Primiz Bernhard Häglsperger

Ein Mittler zwischen Gott und den Menschen

 Primiz von Bernhard Häglsperger – Abt von Weltenburg definiert Rolle der Priester

Von Michael Betz

Es ist ein in der heutigen Zeit ausgesprochen seltenes geistliches Fest, das am Sonntag zahlreiche Gläubige in der Pfarrgemeinde miterlebten: Neupriester Bernhard Häglsperger feierte seine Primiz. Dieser erste Gottesdienst, dem der am 1. Juli in Freising geweihte Geistliche in seiner Heimatpfarrei vorstand, war von einer großen theologischen Tiefe und einer glanzvollen musikalischen Umrahmung geprägt. In der Festpredigt bezeichnete der Weltenburger Abt Thomas Freihart Priester als die „Mittler und Brückenbauer zwischen Gott und den Menschen“. An den Gottesdienst schloss sich noch ein weltlicher Teil der Feier in der Stadthalle an, bei dem die Angehörigen der Pfarrei sowie Freunde und Wegbegleiter mit Bernhard Häglsperger noch dessen Eintritt in die Gemeinschaft der Priester feiern konnten. Die vergangenen Tage und Wochen haben für Bernhard Häglsperger viele aufregende Momente bereit gehalten – mit der Priesterweihe durch Kardinal Reinhard Marx am 1. Juli im Freisinger Dom als Höhepunkt.

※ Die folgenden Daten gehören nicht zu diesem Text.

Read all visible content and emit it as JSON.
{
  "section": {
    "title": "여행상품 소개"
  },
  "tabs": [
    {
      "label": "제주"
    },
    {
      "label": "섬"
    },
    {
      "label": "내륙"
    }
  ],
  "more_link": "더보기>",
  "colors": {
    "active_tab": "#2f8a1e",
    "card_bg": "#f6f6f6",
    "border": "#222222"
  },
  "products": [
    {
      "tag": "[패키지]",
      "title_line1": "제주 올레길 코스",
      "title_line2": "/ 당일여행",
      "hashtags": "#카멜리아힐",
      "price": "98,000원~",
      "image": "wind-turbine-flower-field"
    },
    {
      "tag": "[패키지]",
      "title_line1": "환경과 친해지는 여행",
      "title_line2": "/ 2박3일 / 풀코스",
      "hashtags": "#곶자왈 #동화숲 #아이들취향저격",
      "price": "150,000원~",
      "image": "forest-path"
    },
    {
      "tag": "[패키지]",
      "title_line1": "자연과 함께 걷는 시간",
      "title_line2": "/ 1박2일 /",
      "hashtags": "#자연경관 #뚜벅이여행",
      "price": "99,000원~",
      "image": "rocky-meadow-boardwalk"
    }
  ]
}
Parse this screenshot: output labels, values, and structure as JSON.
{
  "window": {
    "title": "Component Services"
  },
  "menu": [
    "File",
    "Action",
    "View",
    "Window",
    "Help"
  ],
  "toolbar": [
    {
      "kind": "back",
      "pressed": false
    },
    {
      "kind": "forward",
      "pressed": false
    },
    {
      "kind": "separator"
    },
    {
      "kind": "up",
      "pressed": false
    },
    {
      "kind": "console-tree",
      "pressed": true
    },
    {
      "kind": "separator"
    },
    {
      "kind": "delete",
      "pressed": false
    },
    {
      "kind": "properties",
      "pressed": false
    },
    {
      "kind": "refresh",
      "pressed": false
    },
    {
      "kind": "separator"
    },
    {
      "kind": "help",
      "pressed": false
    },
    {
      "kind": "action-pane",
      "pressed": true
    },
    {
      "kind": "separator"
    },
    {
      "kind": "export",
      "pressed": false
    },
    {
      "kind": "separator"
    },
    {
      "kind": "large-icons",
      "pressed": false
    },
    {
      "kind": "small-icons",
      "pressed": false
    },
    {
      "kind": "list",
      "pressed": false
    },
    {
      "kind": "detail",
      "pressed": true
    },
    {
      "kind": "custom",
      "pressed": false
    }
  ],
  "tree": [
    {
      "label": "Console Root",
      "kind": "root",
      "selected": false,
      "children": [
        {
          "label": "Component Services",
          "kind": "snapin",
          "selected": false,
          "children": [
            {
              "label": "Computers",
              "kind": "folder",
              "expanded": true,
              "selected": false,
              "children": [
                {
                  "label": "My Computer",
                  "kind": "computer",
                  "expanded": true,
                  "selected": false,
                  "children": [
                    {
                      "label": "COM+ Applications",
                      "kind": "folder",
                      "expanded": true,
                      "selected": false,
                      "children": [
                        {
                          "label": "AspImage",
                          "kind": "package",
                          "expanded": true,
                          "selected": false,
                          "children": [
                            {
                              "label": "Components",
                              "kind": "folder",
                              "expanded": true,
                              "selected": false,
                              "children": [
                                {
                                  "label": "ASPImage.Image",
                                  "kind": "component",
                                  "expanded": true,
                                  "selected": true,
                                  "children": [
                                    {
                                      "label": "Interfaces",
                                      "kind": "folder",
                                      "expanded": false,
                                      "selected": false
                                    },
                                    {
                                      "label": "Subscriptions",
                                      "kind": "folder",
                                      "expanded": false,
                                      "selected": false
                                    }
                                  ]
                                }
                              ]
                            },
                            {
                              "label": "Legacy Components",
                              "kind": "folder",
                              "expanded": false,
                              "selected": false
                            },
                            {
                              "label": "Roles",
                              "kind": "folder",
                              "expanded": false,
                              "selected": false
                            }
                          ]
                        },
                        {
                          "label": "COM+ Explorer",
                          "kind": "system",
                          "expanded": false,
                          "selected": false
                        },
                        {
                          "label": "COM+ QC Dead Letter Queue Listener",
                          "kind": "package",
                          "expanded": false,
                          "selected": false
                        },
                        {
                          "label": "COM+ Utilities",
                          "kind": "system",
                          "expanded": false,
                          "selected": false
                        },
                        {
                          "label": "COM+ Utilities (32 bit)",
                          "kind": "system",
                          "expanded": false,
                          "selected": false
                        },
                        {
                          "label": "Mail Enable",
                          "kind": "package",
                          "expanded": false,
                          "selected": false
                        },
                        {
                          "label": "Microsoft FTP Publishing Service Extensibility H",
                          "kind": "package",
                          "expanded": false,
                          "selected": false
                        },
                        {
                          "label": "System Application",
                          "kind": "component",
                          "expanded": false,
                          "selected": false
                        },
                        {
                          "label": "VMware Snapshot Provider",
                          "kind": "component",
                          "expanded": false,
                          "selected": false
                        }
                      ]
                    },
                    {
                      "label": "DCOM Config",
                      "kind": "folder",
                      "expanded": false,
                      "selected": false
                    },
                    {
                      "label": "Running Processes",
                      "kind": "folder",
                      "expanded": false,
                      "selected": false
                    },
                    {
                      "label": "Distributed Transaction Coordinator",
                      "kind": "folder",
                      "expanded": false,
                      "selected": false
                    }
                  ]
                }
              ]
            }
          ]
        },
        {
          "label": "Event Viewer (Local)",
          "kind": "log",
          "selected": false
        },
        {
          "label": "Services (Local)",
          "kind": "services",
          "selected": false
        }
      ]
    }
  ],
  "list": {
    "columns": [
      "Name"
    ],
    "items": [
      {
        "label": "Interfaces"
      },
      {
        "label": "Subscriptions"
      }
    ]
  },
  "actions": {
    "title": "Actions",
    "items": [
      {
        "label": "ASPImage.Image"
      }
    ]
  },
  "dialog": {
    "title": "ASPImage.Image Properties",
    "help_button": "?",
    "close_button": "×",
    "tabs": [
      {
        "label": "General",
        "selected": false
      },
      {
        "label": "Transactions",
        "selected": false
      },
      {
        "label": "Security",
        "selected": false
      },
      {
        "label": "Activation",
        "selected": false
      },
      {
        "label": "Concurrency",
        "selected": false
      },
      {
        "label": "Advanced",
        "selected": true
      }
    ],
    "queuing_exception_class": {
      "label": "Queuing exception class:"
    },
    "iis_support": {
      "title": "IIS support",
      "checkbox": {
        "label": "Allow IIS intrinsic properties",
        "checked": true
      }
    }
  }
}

Immerhin geht es bei dem Schritt, Priester zu werden, nicht um irgendeine Berufsentscheidung, die man problem- und folgenlos wieder revidieren kann. Es geht vielmehr um eine Berufung – und das im Regelfall auf Lebenszeit. Es ist ein Gegenentwurf zu den heute oft genug beliebigen und wenig von dauerhaften Werten geprägten Lebensentwürfen – und immerhin mussten rund 16 Jahre vergehen, seit der letzten Primiz in Vilsbiburg, die im Sommer 2001 Reinhard Röhrner gefeiert hatte, bis wieder ein solches kirchliches Fest gefeiert werden konnte. Auch Röhrner war am Sonntag unter den Geistlichen, die Bernhard Häglsperger bei seiner ersten Messe in der Pfarrkirche zur Seite standen, wo er einst als Ministrant die ersten Schritte zum Dienst in der Kirche getan hatte. Der langjährige Stadtpfarrer Siegfried Heilmer und sein Nachfolger Peter König konzelebrierten gemeinsam mit weiteren Geistlichen am Sonntag den Festgottesdienst.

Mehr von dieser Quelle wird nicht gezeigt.